Hypocrisy; A Rant
A rerun this Sunday morning
I remain away, so give you this rerun on this Sunday morning.
I don’t remember writing it, but I do enjoy a good rant once in awhile, and I think this is indeed a good one. I hope that you enjoy it too!
My Old House
It was mighty cold in the Seattle area this past week. A great deal colder than we are used to, living here in our normally damp, but not cold climate.
Sticking close to home, and my fire, I began to notice local utilities asking their ratepayers to turn down the heat. Warning that the electrical grid could become overloaded. The gas company was doing the same.
Running the risk of not having enough power to keep everyone warm.
In this area we keep removing electrical capacity. Just a handful of miles from my home was a coal fired electrical generating plant. Was. It was deemed too polluting to stay a few years ago.
Hydroelectric dams here in the Pacific Northwest make plenty of electricity, without causing much pollution at all. But, dams have been removed, and loads of people are clamoring to have ever more of them removed.
We are on a clear path towards ensuring that we will have less effective electrical capacity in the future, than in the past.
The sun isn’t shining when it is black and cold out at night. The wind isn’t blowing when it is still, the windmills don’t turn when they are frozen.
Long ago, most homes here were heated with oil. Then gas. Now the big push is for everyone to move their home heating to electric.
Cars too, just plug ‘em in at night, be good to go in the morning.
Clean electric energy.
But if there isn’t enough electricity available when it is truly needed now, and if we insist on continual removal of reliable sources of electricity, what will make everything go? How wise is it to add even more demand, while removing supply?
Do we really want to freeze in our homes?
Maybe so. The folks who vote the issues of the day on our behalf, in this Republic, sure seem to think so.
So I saw those warnings from the power utilities, and threw some more wood on the fire.
Sure most people have converted their old fireplaces to gas and electric. I wonder how cold it will get in their homes on that future date when there isn’t enough power to run their furnace and their fake fire?
I saw those warnings from the power utilities, and remembered that my oil man was here with his big long measuring stick the other day.
I sat in warm air, warmed also by the remembrance of him letting me know that my oil tank still had just under five hundred gallons inside of it. My furnace could keep right on running for a couple more years before I ran the risk of running out.
Newer is not always better.
Politically motivated newer is rarely better.
My old house and its antiquated systems have been keeping everyone inside warm, fed, and happy for almost one hundred years now. Will the brand spankin’ new house down the street with all its modern gizmos and complete reliance on the electrical grid be able to complete the same task for one hundred years?

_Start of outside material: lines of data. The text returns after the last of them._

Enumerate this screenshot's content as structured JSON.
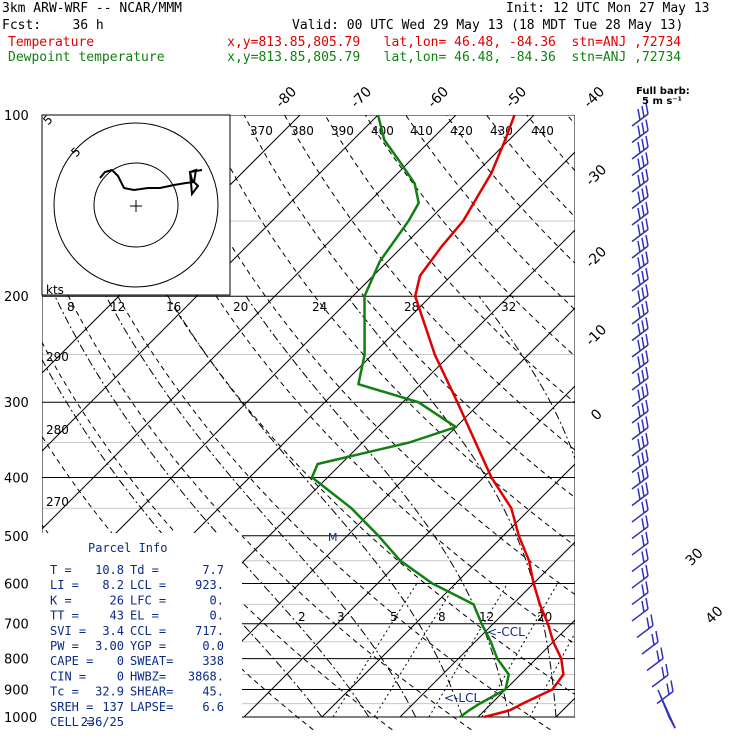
{
  "header": {
    "model": "3km ARW-WRF -- NCAR/MMM",
    "init": "Init: 12 UTC Mon 27 May 13",
    "fcst": "Fcst:    36 h",
    "valid": "Valid: 00 UTC Wed 29 May 13 (18 MDT Tue 28 May 13)",
    "temp_line": "Temperature                 x,y=813.85,805.79   lat,lon= 46.48, -84.36  stn=ANJ ,72734",
    "dew_line": "Dewpoint temperature        x,y=813.85,805.79   lat,lon= 46.48, -84.36  stn=ANJ ,72734"
  },
  "wind_legend": {
    "line1": "Full barb:",
    "line2": "5 m s⁻¹"
  },
  "pressure_labels": [
    "100",
    "200",
    "300",
    "400",
    "500",
    "600",
    "700",
    "800",
    "900",
    "1000"
  ],
  "temp_top_labels": [
    "-80",
    "-70",
    "-60",
    "-50",
    "-40"
  ],
  "temp_right_labels": [
    "-30",
    "-20",
    "-10",
    "0",
    "30",
    "40"
  ],
  "theta_e_labels": [
    "370",
    "380",
    "390",
    "400",
    "410",
    "420",
    "430",
    "440"
  ],
  "mixing_ratio_labels": [
    "8",
    "12",
    "16",
    "20",
    "24",
    "28",
    "32"
  ],
  "mixing_ratio_low_labels": [
    "2",
    "3",
    "5",
    "8",
    "12",
    "20"
  ],
  "dry_adiabat_labels": [
    "290",
    "280",
    "270"
  ],
  "hodograph": {
    "unit": "kts",
    "ring_labels": [
      "5"
    ],
    "outer_label": "5"
  },
  "annotations": {
    "ccl": "<-CCL",
    "lcl": "<-LCL"
  },
  "parcel_info": {
    "title": "Parcel Info",
    "rows": [
      [
        "T   =",
        "10.8",
        "Td =",
        "7.7"
      ],
      [
        "LI  =",
        "8.2",
        "LCL =",
        "923."
      ],
      [
        "K   =",
        "26",
        "LFC =",
        "0."
      ],
      [
        "TT  =",
        "43",
        "EL  =",
        "0."
      ],
      [
        "SVI =",
        "3.4",
        "CCL =",
        "717."
      ],
      [
        "PW  =",
        "3.00",
        "YGP =",
        "0.0"
      ],
      [
        "CAPE =",
        "0",
        "SWEAT=",
        "338"
      ],
      [
        "CIN  =",
        "0",
        "HWBZ=",
        "3868."
      ],
      [
        "Tc   =",
        "32.9",
        "SHEAR=",
        "45."
      ],
      [
        "SREH =",
        "137",
        "LAPSE=",
        "6.6"
      ],
      [
        "CELL =",
        "236/25",
        "",
        ""
      ]
    ]
  },
  "colors": {
    "temperature": "#e00000",
    "dewpoint": "#108010",
    "wind": "#3030c0",
    "parcel": "#0a2a8a"
  },
  "chart_data": {
    "type": "line",
    "title": "",
    "xlabel": "",
    "ylabel": "",
    "y_axis": "pressure (hPa), log scale",
    "ylim": [
      1000,
      100
    ],
    "series": [
      {
        "name": "Temperature",
        "points": [
          [
            1000,
            10.8
          ],
          [
            975,
            13.2
          ],
          [
            950,
            14.0
          ],
          [
            900,
            16.0
          ],
          [
            850,
            15.5
          ],
          [
            800,
            13.2
          ],
          [
            750,
            10.0
          ],
          [
            700,
            7.0
          ],
          [
            650,
            3.5
          ],
          [
            600,
            0.0
          ],
          [
            550,
            -3.5
          ],
          [
            500,
            -8.0
          ],
          [
            450,
            -12.5
          ],
          [
            400,
            -19.0
          ],
          [
            350,
            -25.5
          ],
          [
            300,
            -33.0
          ],
          [
            250,
            -42.0
          ],
          [
            200,
            -52.0
          ],
          [
            185,
            -54.0
          ],
          [
            165,
            -55.0
          ],
          [
            150,
            -55.5
          ],
          [
            125,
            -58.0
          ],
          [
            110,
            -60.5
          ],
          [
            100,
            -62.5
          ]
        ]
      },
      {
        "name": "Dewpoint temperature",
        "points": [
          [
            1000,
            7.7
          ],
          [
            975,
            8.0
          ],
          [
            950,
            8.5
          ],
          [
            900,
            10.0
          ],
          [
            850,
            8.5
          ],
          [
            800,
            5.0
          ],
          [
            750,
            2.0
          ],
          [
            700,
            -1.5
          ],
          [
            650,
            -5.0
          ],
          [
            600,
            -13.0
          ],
          [
            550,
            -20.0
          ],
          [
            500,
            -26.0
          ],
          [
            450,
            -33.0
          ],
          [
            400,
            -42.0
          ],
          [
            380,
            -43.0
          ],
          [
            350,
            -34.0
          ],
          [
            330,
            -30.0
          ],
          [
            300,
            -38.0
          ],
          [
            280,
            -48.0
          ],
          [
            250,
            -51.0
          ],
          [
            200,
            -58.5
          ],
          [
            175,
            -61.0
          ],
          [
            150,
            -62.5
          ],
          [
            140,
            -63.5
          ],
          [
            130,
            -66.5
          ],
          [
            120,
            -71.0
          ],
          [
            110,
            -76.0
          ],
          [
            100,
            -80.0
          ]
        ]
      }
    ]
  }
}
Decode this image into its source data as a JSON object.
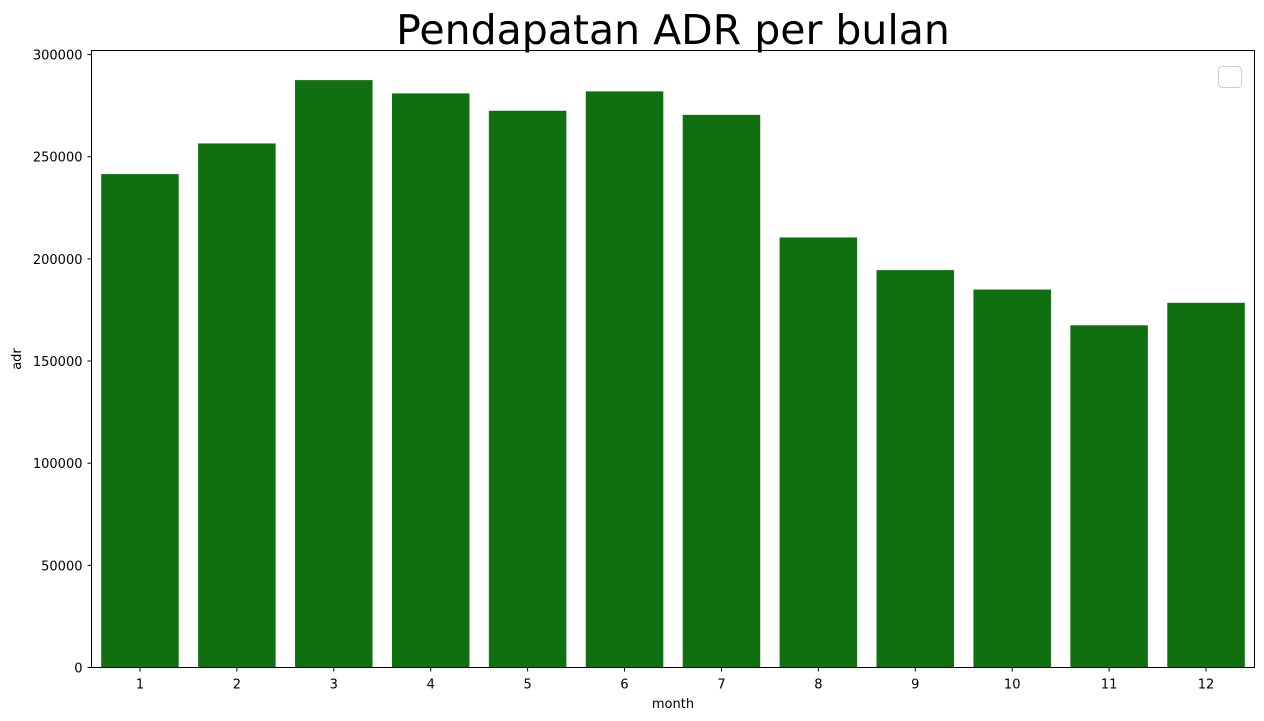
{
  "chart_data": {
    "type": "bar",
    "title": "Pendapatan ADR per bulan",
    "xlabel": "month",
    "ylabel": "adr",
    "categories": [
      "1",
      "2",
      "3",
      "4",
      "5",
      "6",
      "7",
      "8",
      "9",
      "10",
      "11",
      "12"
    ],
    "values": [
      241500,
      256500,
      287500,
      281000,
      272500,
      282000,
      270500,
      210500,
      194500,
      185000,
      167500,
      178500
    ],
    "ylim": [
      0,
      302000
    ],
    "yticks": [
      0,
      50000,
      100000,
      150000,
      200000,
      250000,
      300000
    ],
    "ytick_labels": [
      "0",
      "50000",
      "100000",
      "150000",
      "200000",
      "250000",
      "300000"
    ],
    "bar_color": "#107010",
    "grid": false,
    "legend": {
      "placement": "top-right",
      "entries": []
    }
  }
}
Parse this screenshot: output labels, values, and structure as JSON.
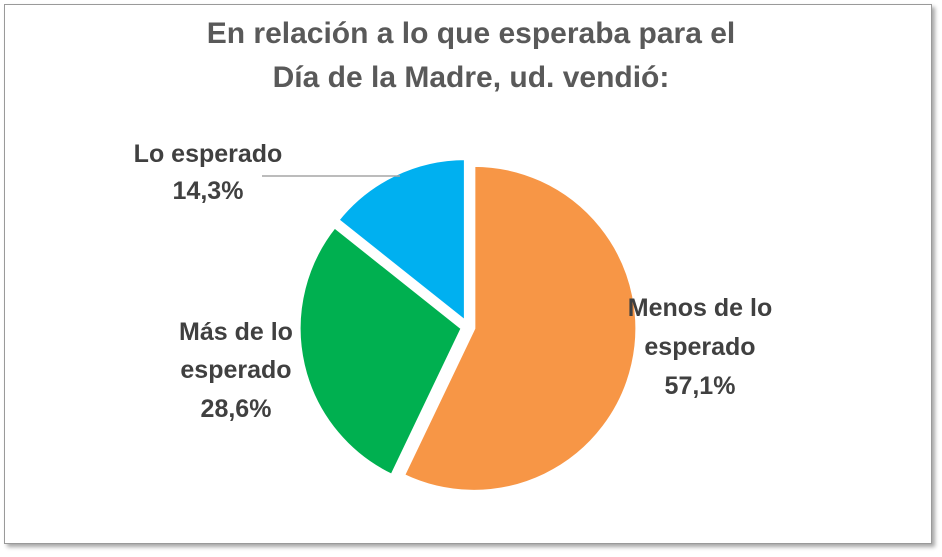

Or will it house, on those cold cold nights, people huddled together, shivering uncontrollably against the frost?
There was a time in the western world, up in the northern climes, when people did huddle in their homes, shivering against the cold. Then energy saved us. Dirty energy yes, coal can’t be good. But clean energy too, hydro is a nearly perfect renewable.
But lots want us to go back to shivering in our homes. The most prominent of them travel to fancy conferences to talk about reducing energy use. Especially delicious to see are those advocating for us to shiver in our homes, at conferences they flew in private jets to attend.
It is so odd to me that those who most seek to return us to the barbarism, poverty, and squalor of the dark ages, seemingly all have the means or pull to fly private, polluting more and burning more energy for a single trip than many would ever do in a lifetime. The joy of hypocrisy. But make no mistake, they want us to see that hypocrisy. Our inability to deliver consequence for that hypocrisy is their supposed proof of power.
I think I’ll keep my old house.



100% Correct. We need to go to the new Nuclear power plants. New technology is coming online all the time, and todays Nuclear power is not the same as that of the 1970's
When ideology effects infrastructure decisions, one has to ask the question, "just what did we do to our selves?". I burn wood for heat. The old farmers proverb is "He who cuts his own firewood is heated twice by it". I some how doubt that's legal in the pacific north west metro areas. Pellet stoves can be used indoors with the correct setup.